(09-16-2022 09:13 PM)Poster Wrote: (09-16-2022 03:26 PM)Frank the Tank Wrote: (09-16-2022 03:09 PM)Claw Wrote: I still think Kansas fits the overall mold for an SEC school.
It would close up the geography nicely, add another state flagship, culturally compatible, and great basketball.
If football stays bad it pads the records of the winners. If it gets good that's a win too.
The SEC wasn't built on TV market analysis. I don't think their future expansion will be driven exclusively by TV revenue.
Eh - I don't know about that here.
Texas A&M and Missouri were additions with the clear intent of adding households for creating a conference TV network (which was eventually launched).
Texas and Oklahoma are massive national brands that clearly help the national Tier 1 TV contracts along with UT being the flagship of a monster state.
Those schools may all fit into the SEC for reasons other than TV money, but they certainly all definitely added a ton of TV revenue at the times of their respective expansions.
You’re correct to a point, but there still isn’t a lot of evidence that the SEC would make a Maryland/Rutgers type expansion.
And I’m not sure the SEC really wanted Mizzou that much- they mostly seem to have been selected because the SEC couldn’t find anybody else to be Texas A&M’s partner.
Mizzou2SEC was a website which preexisted their entry by 2 years. SEC fans were being primed for N.C. State and Va Tech while ESPN was working hard with Deloss Dodds about considering the ACC and bringing pals (N.D. & Oklahoma and possibly Kansas). The SEC would get A&M, Missouri, Va Tech, and N.C. State and the SEC and ACC would move to 16 each with an ACCN opening a year following the SECN.

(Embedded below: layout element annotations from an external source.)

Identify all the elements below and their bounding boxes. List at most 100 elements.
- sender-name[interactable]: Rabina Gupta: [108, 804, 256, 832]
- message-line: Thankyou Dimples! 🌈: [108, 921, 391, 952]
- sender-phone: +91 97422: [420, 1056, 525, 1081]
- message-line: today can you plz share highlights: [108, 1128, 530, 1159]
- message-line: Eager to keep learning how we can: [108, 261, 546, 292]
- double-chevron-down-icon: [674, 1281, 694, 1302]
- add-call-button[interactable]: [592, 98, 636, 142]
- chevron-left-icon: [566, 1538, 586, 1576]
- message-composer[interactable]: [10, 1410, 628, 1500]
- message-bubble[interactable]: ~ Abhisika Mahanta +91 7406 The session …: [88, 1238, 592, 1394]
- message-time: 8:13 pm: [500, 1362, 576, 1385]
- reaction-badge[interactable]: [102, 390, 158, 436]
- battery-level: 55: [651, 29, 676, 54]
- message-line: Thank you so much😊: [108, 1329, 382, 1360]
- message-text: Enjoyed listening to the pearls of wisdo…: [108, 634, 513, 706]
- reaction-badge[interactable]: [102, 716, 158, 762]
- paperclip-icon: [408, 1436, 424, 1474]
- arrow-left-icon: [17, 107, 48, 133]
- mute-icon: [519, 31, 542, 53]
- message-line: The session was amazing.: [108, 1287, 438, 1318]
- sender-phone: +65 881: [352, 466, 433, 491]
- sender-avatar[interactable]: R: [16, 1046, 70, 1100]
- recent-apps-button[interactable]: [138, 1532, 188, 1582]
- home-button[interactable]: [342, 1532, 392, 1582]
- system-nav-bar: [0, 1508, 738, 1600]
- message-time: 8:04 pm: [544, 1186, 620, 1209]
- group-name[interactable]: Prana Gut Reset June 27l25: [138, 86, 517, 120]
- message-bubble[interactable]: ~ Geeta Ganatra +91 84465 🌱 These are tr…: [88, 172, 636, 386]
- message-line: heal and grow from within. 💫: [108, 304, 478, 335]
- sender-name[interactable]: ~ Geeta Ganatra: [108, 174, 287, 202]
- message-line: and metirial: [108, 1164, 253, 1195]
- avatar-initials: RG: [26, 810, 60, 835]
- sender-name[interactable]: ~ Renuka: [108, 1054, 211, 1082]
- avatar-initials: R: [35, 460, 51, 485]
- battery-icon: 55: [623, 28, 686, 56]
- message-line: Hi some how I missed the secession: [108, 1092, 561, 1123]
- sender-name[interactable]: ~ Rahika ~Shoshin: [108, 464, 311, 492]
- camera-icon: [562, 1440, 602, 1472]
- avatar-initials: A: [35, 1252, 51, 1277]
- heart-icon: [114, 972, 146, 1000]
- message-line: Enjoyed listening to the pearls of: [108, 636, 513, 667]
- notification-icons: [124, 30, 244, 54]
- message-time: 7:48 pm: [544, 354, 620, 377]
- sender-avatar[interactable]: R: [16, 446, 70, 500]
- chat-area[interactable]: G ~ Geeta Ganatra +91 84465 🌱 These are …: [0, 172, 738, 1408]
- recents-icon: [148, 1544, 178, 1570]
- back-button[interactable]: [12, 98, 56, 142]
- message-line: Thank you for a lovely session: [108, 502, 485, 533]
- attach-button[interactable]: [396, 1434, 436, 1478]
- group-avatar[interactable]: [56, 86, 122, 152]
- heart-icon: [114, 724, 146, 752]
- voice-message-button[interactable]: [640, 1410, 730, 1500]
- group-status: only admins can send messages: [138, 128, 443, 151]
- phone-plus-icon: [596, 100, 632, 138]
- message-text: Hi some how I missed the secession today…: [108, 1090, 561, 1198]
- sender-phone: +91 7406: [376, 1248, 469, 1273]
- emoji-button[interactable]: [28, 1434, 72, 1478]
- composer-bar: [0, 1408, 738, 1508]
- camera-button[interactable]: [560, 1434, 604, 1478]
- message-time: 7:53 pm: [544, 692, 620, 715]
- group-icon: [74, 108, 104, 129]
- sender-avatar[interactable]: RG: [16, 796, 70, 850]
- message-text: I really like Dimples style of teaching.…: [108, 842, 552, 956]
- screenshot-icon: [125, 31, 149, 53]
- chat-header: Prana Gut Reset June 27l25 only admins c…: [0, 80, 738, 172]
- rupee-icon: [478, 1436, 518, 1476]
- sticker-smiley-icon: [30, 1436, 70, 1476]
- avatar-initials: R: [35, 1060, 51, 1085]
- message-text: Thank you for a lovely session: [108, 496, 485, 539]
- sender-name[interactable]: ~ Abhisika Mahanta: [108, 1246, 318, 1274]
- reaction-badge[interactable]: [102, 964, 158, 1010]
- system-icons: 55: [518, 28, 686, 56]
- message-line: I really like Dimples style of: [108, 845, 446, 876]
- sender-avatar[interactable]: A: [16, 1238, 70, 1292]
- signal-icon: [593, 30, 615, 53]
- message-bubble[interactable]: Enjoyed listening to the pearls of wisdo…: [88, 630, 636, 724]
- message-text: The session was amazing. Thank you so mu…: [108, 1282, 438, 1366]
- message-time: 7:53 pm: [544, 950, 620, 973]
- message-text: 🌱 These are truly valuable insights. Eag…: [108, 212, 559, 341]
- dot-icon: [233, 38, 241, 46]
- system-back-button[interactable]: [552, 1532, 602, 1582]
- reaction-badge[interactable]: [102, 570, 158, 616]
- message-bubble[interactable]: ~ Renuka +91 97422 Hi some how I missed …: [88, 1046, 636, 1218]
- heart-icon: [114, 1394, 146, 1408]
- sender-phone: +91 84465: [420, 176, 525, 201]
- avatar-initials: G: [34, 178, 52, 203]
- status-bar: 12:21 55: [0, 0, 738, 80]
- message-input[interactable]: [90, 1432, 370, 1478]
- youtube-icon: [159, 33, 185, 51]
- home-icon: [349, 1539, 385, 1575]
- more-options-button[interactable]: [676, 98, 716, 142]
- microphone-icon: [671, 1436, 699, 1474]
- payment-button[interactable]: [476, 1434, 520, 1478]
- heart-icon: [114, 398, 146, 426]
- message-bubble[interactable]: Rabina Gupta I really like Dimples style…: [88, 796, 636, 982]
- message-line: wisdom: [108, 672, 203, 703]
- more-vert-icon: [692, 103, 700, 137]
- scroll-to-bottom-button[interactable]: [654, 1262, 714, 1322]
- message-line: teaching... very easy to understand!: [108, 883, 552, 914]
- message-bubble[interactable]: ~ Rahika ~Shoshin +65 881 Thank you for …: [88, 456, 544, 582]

The idea was to scoop all of the B12 value before FOX got wind of it. The 2 conferences would have been set up for rivalries and would have given ESPN two massive content conferences to pit against each other.
It's why John Pennington (Mr. SEC) was selling folks weekly on NCSt and Va Tech and the value they would bring. It's why Clay Travis was pimping the same and hyping the potential value of the SECN with ridiculous numbers.
There were 3 issues which arose which created chaos.
1. Duke, UNC, Wake, and UVa allegedly realized that without Va Tech and NC State's votes and given Dodds relationship with Swarbrick that BC, Pitt & Cuse could side with ND on ACC matters while OU, Ga Tech, Clemson, Miami, and Texas could easily join forces with ND and the Big East schools and outvote Tobacco Road. So they balked in the final stages.
2. Maryland needing a cash infusion and which was counting on what would have been a huge boost in ACC revenue bolted when it fell apart and of course it never went public in a trial and Maryland got out relatively cheaply by today's standards.
3. Boren at Oklahoma never really bought in and insisted on Oklahoma State's inclusion. When he got no encouragement on the initial deal he shopped the same to the SEC leading many to believe Missouri was Oklahoma's replacement. They weren't and the SEC's hands were tied by their contracts renegotiation clause which required 2 new markets before ESPN would adjust value. OSU would have been a duplicate market. The SEC was willing to entertain adding OU as a third but not with OSU.
Anyway it fell apart, and as with all realignment deals that fail it never happened, except their was fallout evidence everywhere.
When the SEC "allegedly" met with Va Tech at the Greenbriar in W.V. the Dude of W.V. saw the flight tracker on the SEC's jet and assumed West Virginia was headed to the SEC. It wasn't. To appease the SEC FSU and Clemson were announced on a crawler on ESPN as headed to the SEC which in the wake of the failed deal they were supposedly cleared to do until. Until N.D. countered ESPN with a partial deal like the Big East had given them but not if the 2 big football schools left. Clemson and FSU were pulled within a few days and full carriage was offered the SECN as a salve.
The fictitious misinterpretation of the Gentlemen's agreement was put out when in reality it had been Slives request for S. Carolina and Florida not to nominate instate rivals as they had wanted to do to protect their donation games and ticket priorities, Florida having nominated FSU in '90. Slive promised them if we added 2 new markets first all restrictions would be lifted and profit would be the only future qualifier.
And finally the ACC got a 2 million dollar bump not to have a network. Oh, and due to ESPN's near coup of all B12 value schools GOR's were instituted in the B12 to protect FOX's investment and in the ACC to keep schools from bolting like Maryland now that they would be stuck at a low value compared to other conferences.
My point is Missouri was not a sub. They were a market add where one school secured a whole state. Odd fit? Yes, but they weren't a perfect fit anywhere.
Texas and Oklahoma which had been in talks with the SEC since '87-88 moved back to ESPN's front burner for the SEC and now they are here.
All of this is why if something happens to the ACC you can bet ESPN will want their top brands completely within their control, and that's not the Big 10.